El maestro y guía que le orientó en esa aventura de comprensión del laberinto español de ese período —a través de una perspectiva «excéntrica»— fue un gran estudioso andaluz, Jesús Pavón, autor de una obra monumental en tres tomos, escritos sucesivamente entre los años 1952 y 1969: su impresionante trabajo historiográfico titulado «Cambó».

La figura del gran político catalán, que fue también gran empresario y coleccionista de arte, queda enmarcada, en breves estampas, viñetas de historia encadenada, a través de toda la compleja tela de araña de la vida política de ese largo período.

Allí desfilan las grandes figuras de la época, Cánovas, Sagasta, Maura, Canalejas, Dato, Prat de la Riba, Alejandro Lerroux, Ferrer Guardia, Primo de Rivera, Alfonso XIII, José Calvo-Sotelo (tío de Leopoldo), Largo Cabellero, Indalecio Prieto, Durán i Ventosa, Francesc Maciá, Lluis Companys, Manuel Azaña, Martínez Barrios, la picaresca de Strauss y Pearle, padres del «estraperlo»: todos ellos siempre en torno a la figura del biografiado, el gran Francesc Cambó.

Durante la muerte de Franco y las primeras semanas siguientes me hallaba embebido en la lectura de ese libro extraordinario en tres tomos, que leí y volví a leer, tomando notas, como es costumbre mía, en cuadernos. No era casual esa inmersión en el gran libro de Pavón. Me iluminaba a la vez sobre el entorno catalán y su trama histórica reciente, y sobre el marco español en que Cataluña vive.

Ese libro me guió, de mucho mejor modo que otros textos que entonces leía y releía, en el conocimiento de Cataluña y de España. Me llevó también a visitar la hemeroteca de la Casa del Ardiaca, en Barcelona, donde quise tener una comprensión diaria de esos años que abocaron a la más terrible de las guerras, la más incivil, la más cruel.

No terminan en este libro de Jesús Pavón las coincidencias que descubro entre Leopoldo Calvo-Sotelo y mi propia formación, a pesar de la distancia temporal entre su generación y la mía.

Ambos fuimos también admiradores del gran historiador Vicente Cacho Víu, uno de los más grandes historiadores de la España contemporánea. Tuve el privilegio de tenerle de profesor durante un año. Fue el gran estudioso de la Institución Libre de Enseñanza (en cuyo Instituto Escuela dio sus primeros pasos Leopoldo Calvo-Sotelo).

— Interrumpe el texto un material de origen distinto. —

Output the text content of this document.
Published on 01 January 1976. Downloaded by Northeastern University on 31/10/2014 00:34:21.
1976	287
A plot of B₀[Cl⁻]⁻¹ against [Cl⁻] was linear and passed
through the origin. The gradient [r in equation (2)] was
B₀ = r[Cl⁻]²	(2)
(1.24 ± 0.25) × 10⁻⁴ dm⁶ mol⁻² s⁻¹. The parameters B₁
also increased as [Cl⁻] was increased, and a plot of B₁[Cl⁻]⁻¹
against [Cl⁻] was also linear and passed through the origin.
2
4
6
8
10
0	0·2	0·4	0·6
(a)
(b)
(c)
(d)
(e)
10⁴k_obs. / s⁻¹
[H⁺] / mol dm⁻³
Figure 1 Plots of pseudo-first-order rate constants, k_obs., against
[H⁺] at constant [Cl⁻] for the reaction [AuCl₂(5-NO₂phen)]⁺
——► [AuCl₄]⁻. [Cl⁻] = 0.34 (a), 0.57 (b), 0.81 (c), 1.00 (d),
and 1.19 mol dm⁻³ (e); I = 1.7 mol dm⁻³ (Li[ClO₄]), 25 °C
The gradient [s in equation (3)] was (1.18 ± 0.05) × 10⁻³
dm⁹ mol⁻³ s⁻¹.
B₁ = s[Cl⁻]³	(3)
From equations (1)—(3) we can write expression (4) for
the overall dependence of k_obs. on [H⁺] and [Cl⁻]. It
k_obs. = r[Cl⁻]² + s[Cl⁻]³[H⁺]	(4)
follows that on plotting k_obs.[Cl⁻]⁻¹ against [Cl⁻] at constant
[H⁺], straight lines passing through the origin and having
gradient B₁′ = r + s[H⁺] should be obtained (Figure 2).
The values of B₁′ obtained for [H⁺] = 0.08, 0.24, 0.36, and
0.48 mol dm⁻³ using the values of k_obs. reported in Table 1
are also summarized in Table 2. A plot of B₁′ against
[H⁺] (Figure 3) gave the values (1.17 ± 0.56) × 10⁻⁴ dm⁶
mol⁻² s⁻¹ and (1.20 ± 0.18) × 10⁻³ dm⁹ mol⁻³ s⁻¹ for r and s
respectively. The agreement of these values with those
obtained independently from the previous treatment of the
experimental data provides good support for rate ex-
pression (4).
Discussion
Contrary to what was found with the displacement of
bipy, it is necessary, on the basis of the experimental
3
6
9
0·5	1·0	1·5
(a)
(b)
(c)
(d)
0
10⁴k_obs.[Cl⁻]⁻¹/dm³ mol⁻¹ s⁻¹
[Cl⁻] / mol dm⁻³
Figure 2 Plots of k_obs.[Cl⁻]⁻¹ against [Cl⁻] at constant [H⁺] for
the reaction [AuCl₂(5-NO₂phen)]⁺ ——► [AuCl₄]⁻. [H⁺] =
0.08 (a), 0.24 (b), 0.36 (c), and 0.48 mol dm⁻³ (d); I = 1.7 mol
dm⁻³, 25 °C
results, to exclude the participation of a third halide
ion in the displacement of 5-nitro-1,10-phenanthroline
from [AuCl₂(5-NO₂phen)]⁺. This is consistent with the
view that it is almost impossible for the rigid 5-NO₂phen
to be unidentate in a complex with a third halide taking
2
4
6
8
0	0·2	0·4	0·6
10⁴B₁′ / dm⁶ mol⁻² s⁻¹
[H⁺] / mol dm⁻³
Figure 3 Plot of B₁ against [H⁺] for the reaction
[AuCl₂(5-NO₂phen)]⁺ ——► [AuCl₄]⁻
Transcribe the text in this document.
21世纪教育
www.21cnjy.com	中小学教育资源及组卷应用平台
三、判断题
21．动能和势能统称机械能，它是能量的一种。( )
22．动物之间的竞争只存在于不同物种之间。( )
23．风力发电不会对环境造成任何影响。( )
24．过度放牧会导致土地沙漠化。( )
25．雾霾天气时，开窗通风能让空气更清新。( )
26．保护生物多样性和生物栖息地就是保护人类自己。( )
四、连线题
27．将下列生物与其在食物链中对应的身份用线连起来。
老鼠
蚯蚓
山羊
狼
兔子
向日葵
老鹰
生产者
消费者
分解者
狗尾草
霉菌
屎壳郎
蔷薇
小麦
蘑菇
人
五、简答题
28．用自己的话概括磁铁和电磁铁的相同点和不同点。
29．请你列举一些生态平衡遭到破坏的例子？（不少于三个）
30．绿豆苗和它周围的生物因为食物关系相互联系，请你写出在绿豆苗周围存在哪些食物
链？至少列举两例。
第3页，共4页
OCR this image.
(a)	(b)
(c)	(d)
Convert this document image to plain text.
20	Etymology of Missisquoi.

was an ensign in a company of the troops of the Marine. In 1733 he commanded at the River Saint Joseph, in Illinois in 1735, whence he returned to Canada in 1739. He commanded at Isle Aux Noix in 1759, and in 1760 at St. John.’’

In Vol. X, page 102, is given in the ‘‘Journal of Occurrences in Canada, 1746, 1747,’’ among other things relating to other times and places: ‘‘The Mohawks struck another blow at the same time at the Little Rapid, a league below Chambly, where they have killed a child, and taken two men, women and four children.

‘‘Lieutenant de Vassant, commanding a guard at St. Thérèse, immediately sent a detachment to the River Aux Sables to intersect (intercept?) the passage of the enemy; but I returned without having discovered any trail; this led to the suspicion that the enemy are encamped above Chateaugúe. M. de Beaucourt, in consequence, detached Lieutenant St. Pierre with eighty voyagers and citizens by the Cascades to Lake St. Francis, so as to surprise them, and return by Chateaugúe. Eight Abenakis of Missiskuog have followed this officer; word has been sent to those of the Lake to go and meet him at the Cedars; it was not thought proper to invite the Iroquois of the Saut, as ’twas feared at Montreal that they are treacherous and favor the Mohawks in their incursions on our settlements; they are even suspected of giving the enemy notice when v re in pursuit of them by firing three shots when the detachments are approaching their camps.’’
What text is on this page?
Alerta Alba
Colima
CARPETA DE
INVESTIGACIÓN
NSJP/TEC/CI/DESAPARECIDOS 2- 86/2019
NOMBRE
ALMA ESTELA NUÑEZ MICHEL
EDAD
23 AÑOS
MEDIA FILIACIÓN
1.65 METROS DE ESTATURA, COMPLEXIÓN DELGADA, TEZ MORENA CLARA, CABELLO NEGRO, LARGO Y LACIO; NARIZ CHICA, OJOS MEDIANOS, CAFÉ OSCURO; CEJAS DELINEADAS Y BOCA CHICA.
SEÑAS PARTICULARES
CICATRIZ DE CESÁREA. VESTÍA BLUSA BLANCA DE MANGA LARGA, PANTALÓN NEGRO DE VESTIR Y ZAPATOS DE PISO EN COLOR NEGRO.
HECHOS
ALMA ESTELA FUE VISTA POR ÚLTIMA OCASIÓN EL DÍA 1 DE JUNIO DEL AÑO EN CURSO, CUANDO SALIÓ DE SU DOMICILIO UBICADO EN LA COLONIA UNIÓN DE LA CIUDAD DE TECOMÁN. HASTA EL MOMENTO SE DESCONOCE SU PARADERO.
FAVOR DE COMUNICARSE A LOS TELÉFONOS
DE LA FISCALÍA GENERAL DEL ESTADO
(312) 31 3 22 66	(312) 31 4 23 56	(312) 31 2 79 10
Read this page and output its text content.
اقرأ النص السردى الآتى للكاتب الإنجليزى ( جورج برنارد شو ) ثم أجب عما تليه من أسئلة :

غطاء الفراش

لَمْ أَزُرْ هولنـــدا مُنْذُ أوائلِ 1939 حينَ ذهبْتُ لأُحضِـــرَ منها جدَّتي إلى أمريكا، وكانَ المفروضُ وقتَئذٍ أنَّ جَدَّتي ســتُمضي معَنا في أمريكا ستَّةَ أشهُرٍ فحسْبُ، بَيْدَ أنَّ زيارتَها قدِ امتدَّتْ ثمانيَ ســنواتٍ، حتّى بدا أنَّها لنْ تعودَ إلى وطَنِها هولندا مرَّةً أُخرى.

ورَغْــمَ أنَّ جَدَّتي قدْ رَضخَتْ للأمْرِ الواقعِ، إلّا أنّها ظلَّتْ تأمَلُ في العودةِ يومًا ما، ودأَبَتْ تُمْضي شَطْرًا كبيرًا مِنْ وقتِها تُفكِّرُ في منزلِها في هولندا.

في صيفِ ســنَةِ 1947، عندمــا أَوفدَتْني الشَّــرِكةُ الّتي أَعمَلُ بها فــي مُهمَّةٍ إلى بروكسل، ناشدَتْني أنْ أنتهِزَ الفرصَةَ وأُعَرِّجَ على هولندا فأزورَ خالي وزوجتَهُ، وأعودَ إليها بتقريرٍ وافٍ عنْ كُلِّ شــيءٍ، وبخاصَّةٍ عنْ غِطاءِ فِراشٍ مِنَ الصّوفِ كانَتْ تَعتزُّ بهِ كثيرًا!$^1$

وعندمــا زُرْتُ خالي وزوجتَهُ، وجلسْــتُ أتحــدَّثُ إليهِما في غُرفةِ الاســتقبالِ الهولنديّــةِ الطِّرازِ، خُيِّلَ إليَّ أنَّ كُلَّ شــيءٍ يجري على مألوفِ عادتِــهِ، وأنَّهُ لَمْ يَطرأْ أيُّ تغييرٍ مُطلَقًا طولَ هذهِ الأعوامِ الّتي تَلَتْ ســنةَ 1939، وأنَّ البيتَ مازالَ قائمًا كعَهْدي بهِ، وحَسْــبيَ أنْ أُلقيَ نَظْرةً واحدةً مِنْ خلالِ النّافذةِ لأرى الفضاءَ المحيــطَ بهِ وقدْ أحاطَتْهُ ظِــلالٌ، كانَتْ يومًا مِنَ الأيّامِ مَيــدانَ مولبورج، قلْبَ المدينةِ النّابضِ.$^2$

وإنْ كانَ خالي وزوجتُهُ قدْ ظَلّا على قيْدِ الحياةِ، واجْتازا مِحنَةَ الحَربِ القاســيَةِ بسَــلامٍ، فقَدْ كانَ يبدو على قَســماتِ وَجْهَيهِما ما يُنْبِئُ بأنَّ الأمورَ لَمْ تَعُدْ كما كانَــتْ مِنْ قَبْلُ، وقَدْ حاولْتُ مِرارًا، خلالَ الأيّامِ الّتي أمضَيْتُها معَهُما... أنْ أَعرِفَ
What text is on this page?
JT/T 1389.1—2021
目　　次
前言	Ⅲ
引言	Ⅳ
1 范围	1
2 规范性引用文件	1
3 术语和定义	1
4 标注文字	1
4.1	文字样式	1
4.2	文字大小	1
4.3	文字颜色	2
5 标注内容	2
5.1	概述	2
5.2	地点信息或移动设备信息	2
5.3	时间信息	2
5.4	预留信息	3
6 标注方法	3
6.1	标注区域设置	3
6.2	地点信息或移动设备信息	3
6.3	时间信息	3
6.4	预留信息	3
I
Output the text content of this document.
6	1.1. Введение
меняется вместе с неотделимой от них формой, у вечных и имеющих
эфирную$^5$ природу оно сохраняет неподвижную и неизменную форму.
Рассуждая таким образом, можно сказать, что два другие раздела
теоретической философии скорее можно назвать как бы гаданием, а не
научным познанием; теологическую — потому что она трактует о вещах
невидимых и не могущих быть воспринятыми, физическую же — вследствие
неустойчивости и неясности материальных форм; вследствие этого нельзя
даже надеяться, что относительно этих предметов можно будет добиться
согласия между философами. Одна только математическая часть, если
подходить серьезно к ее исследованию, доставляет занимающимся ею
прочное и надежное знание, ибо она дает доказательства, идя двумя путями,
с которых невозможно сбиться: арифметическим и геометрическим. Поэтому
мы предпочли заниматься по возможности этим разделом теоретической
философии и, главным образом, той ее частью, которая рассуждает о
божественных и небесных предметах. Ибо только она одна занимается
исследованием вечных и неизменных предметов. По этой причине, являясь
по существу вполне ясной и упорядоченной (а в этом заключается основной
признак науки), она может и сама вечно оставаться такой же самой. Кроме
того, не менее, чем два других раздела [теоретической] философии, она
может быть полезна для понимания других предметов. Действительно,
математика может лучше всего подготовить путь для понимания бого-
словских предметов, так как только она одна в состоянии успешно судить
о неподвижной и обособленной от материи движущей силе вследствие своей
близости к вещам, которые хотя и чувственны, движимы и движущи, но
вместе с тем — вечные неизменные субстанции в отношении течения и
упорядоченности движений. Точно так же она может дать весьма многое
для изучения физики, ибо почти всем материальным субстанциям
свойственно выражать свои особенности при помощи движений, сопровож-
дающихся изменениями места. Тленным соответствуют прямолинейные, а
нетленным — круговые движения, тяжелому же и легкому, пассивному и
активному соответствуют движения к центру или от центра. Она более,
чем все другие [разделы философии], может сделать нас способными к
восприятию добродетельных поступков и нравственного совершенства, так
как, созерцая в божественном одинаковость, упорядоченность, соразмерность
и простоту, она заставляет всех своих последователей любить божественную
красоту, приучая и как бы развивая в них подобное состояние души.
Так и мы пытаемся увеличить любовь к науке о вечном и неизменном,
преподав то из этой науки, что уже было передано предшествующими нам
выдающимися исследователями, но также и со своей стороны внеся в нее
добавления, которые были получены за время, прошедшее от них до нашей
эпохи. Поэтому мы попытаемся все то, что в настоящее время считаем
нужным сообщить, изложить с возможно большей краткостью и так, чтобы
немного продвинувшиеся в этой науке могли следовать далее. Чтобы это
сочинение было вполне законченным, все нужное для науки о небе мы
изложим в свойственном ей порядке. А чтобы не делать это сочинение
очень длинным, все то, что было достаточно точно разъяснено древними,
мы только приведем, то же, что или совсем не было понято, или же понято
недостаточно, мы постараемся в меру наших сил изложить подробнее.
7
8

Fue también un valiente intérprete del carácter modernizador, según sus palabras, del nacionalismo catalán impulsado por Prat de la Riva y Cambó.

Por desgracia, ese impulso modernizador no tuvo continuidad en tiempos de la democracia. Hoy estamos en las puertas de una cita en las urnas en la Autonomía catalana. La evocación de la gran figura de Cambó me llena también de nostalgia.

Mucho aprendí de ese excelente investigador y maestro, Vicente Cacho Víu, que nos dejó hace unos años, y cuya memoria viva me ha sido removida por la lectura de esta incursión, guiada por el hijo del que fue presidente de Gobierno, al interior de su abundante biblioteca.

Esos libros reflejan el espíritu de su usuario. Libros como espejos del alma.

Eugenio Trías, catedrático de Filosofía de la Universidad de Navarra.